Key financial highlights:
o Consolidated revenue increased 44.6% to 12,969m. UAH (2007: 8,969m UAH)
o Gross profit increased 50.8% to 3,048m UAH (2007: 2,021m UAH)
o Gross Profit margin increased to 23.5% (2007: 22.5%)
o Net profit decreased from 1,193m UAH to 119m UAH principally due to the company’s foreign-currency debt revaluation. This resulted in non-cash foreign exchange losses of 1,307m UAH
o Adjusted¹ net profit from continuing operations increased 66.4% to 1,985m UAH (2007: 1,193m UAH)
o Adjusted net profit margins from continuing operations increased to 15.3% (2007: 13.3%)
Operational highlights:
o DTEK’s share of Ukraine total coal production increased to 22.6%.
o Coal production volumes increased by 11.4% to 17.6m tonnes.
o Thermal coal production volumes increased by 10% to 14.5m tonnes.
¹Adjustments done for Net foreign exchange loss on non-operational activities, revaluation of property, plant and equipment and past service cost arose as a result of changes in 2008 in the pension legislation, which increased the benefits payable
o Continued progress was made in the implementation of large-scale projects such as methane drainage and utilisation at the Komsomolets Donbassa mine as well as the installation of new equipment at Pavlogradugol.
o DTEK maintained its leadership position in the Ukrainian thermal generation sector with 47.5% of market share, including results of an affiliate company Dneproenergo².
o The 7 year modernization program of the generating units was launched with current investment of 305m UAH (approximately US$40m). This will update the power generating units at the Kurakhovskaya and Zuevskaya plants.
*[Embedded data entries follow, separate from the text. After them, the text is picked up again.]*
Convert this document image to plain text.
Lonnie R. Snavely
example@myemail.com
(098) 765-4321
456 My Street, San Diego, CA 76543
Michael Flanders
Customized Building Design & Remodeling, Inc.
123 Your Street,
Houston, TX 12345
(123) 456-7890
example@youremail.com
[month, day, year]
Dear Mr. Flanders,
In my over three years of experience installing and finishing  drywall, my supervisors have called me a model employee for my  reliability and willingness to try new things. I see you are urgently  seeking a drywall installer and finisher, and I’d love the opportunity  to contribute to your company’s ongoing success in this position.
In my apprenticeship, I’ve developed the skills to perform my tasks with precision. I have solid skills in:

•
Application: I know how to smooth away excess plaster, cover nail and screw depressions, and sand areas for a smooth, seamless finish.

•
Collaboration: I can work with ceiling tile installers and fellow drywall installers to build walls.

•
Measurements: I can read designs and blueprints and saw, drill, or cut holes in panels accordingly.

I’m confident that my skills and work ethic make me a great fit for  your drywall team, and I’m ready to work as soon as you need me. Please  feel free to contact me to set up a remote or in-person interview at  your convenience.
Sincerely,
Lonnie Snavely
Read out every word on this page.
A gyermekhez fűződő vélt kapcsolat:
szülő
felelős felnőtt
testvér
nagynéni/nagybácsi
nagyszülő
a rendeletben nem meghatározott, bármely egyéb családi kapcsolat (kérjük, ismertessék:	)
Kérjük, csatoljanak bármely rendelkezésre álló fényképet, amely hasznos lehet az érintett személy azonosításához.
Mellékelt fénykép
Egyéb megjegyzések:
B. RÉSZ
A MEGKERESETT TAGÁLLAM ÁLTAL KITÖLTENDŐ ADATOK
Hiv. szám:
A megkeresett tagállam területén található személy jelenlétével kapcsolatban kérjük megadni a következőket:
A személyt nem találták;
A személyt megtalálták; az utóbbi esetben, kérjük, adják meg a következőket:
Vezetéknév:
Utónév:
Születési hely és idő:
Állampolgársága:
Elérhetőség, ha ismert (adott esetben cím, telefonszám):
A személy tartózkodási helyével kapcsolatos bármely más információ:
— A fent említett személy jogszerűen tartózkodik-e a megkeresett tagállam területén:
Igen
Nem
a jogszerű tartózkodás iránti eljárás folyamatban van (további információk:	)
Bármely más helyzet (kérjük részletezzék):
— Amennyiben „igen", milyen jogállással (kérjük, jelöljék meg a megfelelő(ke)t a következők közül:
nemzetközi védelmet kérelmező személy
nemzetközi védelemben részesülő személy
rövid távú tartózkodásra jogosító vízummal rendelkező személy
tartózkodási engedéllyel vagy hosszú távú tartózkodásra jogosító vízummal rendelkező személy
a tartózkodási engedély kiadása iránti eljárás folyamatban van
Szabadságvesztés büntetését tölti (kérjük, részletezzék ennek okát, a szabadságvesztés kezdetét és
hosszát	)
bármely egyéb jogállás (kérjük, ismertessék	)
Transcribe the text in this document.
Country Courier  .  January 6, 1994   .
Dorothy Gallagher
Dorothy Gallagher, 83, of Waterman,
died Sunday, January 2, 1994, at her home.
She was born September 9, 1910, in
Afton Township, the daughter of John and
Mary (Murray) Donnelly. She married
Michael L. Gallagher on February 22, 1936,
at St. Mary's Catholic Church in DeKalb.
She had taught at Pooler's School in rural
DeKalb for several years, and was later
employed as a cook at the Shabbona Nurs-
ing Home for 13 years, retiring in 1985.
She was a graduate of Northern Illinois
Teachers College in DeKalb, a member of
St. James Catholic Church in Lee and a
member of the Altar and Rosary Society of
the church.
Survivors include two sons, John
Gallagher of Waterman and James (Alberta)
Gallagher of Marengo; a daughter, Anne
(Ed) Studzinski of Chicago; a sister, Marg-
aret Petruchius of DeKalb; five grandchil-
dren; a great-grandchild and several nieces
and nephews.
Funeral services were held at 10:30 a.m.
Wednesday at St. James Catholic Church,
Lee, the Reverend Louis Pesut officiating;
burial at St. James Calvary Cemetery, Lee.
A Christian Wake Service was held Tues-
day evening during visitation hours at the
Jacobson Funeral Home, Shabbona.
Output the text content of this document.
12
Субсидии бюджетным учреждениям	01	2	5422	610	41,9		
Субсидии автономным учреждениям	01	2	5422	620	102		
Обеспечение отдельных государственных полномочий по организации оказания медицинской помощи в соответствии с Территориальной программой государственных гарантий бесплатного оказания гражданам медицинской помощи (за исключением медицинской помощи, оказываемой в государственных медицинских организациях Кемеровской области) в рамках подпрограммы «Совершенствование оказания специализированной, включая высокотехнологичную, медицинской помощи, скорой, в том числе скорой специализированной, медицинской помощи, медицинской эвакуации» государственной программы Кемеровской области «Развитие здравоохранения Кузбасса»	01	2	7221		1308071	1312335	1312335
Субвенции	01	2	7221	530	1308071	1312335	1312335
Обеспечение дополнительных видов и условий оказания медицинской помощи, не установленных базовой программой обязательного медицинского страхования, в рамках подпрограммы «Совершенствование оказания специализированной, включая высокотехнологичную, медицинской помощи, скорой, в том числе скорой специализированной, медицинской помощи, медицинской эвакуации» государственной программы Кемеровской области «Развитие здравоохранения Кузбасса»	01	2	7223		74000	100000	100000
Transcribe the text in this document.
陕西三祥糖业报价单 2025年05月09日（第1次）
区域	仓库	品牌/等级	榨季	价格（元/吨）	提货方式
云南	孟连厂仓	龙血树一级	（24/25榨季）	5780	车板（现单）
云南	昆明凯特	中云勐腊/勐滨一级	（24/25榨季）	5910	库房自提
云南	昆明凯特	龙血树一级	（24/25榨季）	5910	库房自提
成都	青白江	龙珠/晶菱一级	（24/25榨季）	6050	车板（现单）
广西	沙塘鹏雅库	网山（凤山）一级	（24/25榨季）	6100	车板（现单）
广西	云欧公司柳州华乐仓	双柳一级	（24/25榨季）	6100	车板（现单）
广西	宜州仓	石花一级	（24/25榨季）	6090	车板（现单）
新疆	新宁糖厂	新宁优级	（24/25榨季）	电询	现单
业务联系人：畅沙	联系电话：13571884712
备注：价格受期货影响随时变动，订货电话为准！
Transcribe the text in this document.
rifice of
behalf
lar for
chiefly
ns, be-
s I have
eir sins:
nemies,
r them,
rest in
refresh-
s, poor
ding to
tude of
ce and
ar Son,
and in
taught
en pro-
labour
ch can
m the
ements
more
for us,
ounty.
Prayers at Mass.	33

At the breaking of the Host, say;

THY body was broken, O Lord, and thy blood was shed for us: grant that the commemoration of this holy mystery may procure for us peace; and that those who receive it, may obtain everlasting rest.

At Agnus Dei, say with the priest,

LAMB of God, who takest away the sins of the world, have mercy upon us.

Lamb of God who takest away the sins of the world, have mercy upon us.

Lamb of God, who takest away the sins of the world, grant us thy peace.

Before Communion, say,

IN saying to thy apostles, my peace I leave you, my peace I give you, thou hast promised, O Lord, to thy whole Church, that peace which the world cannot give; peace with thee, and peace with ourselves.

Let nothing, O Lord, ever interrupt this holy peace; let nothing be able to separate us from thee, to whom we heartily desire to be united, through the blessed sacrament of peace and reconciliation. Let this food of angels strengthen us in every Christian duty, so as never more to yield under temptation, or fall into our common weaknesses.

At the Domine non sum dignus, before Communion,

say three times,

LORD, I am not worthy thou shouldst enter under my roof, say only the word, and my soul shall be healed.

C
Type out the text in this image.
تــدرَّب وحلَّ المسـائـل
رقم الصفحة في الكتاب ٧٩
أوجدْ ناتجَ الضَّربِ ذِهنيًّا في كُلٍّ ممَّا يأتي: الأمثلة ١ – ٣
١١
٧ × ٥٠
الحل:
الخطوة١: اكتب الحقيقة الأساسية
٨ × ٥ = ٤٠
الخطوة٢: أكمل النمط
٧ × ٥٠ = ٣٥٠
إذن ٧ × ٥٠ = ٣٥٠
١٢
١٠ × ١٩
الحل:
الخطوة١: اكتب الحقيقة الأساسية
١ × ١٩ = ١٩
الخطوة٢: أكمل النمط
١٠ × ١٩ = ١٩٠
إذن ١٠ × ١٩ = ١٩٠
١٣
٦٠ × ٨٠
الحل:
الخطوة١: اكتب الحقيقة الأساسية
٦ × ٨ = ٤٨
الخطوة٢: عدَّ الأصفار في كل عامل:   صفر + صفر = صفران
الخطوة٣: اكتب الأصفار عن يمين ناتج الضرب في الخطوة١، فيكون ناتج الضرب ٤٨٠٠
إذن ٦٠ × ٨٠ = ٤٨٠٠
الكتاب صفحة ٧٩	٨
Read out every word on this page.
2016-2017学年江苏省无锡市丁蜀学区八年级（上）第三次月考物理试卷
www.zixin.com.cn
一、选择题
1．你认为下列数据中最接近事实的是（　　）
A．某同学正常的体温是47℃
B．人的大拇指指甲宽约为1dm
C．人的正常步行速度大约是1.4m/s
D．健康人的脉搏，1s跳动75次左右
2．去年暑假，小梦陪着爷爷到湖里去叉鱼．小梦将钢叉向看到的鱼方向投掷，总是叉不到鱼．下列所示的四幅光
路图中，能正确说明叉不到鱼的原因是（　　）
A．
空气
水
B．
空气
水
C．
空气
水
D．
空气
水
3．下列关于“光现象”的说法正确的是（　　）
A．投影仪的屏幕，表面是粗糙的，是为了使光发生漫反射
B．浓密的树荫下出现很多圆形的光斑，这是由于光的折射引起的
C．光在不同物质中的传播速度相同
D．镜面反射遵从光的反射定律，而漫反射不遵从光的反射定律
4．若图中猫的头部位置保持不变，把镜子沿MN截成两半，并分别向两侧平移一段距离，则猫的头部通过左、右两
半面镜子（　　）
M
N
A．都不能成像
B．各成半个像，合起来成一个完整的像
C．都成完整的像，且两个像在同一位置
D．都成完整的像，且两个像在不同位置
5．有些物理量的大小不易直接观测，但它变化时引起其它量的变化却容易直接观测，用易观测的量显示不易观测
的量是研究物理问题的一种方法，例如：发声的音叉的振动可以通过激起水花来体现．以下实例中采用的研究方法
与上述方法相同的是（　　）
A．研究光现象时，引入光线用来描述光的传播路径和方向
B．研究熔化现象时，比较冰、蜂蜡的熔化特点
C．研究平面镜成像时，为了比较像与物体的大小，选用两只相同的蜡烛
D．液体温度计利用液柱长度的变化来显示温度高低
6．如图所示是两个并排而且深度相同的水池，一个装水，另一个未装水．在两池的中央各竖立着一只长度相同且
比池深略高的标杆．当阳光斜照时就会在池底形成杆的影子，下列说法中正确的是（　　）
o DTEK’s Ukrainian wholesale electricity market share increased from 5.4% to 6.5% in 2008.
o Record-low network losses of 1.6%
²DTEK owns 47,5% shares of Dneproenergo
Post period end:
o The installed capacity of unit No.2 at Zuyevskaya TPP (Vostokenergo, DTEK) was increased from 300 to 315 MW
o Fitch Ratings upgraded the company’s national long-term rating from ‘АА-’ to ‘АА+’ with a ‘Stable’ outlook
Commenting on the results Maxim Timchenko, Chief Executive Officer of DTEK, said:
“I am pleased to report DTEK’s solid 2008 financial results. Despite a challenging economic environment we have achieved everything we had planned at the beginning of the year. We have demonstrated strong growth in all three business lines and progressed further in our goal of strengthening our position as one of leading energy companies in Europe.
“All three of our business segments demonstrated a strong performance in 2008. We have increased our coal production volumes by 11.4% and DTEK’s share of Ukraine total coal production has increased to 22.6%. We have retained our leadership position with 47.5% market share of Ukrainian thermal generation market, including results of our affiliate company Dneproenergo, and we have increased our wholesale electricity market share from 5.4% to 6.5%.
In 2008 we have achieved growth in almost all of our key performance indicators: consolidated revenue increased 44.6% to 12,969m UAH; adjusted net profit from continuing operations increased 66.4% to 1,985m UAH; our annual average total assets increased 42% to 15,736m UAH; and our return on assets increased to 12.6%.
We expect 2009 to be a challenging year for DTEK. slowdown of Ukraine’s economy will dampen domestic electricity demand and coal demand will also decrease. However we will continue to extend the geographical reach of our coal and electricity sales whilst keeping strong control over our costs. We expect 2009 production costs to remain stable in comparison to 2008.
We are confident that DTEK’s vertically integrated business model, the unique geographical location of its main production units, and the skills and experience of our professional management team will help us to overcome market turbulence and provide value for our shareholders in 2009 and beyond.”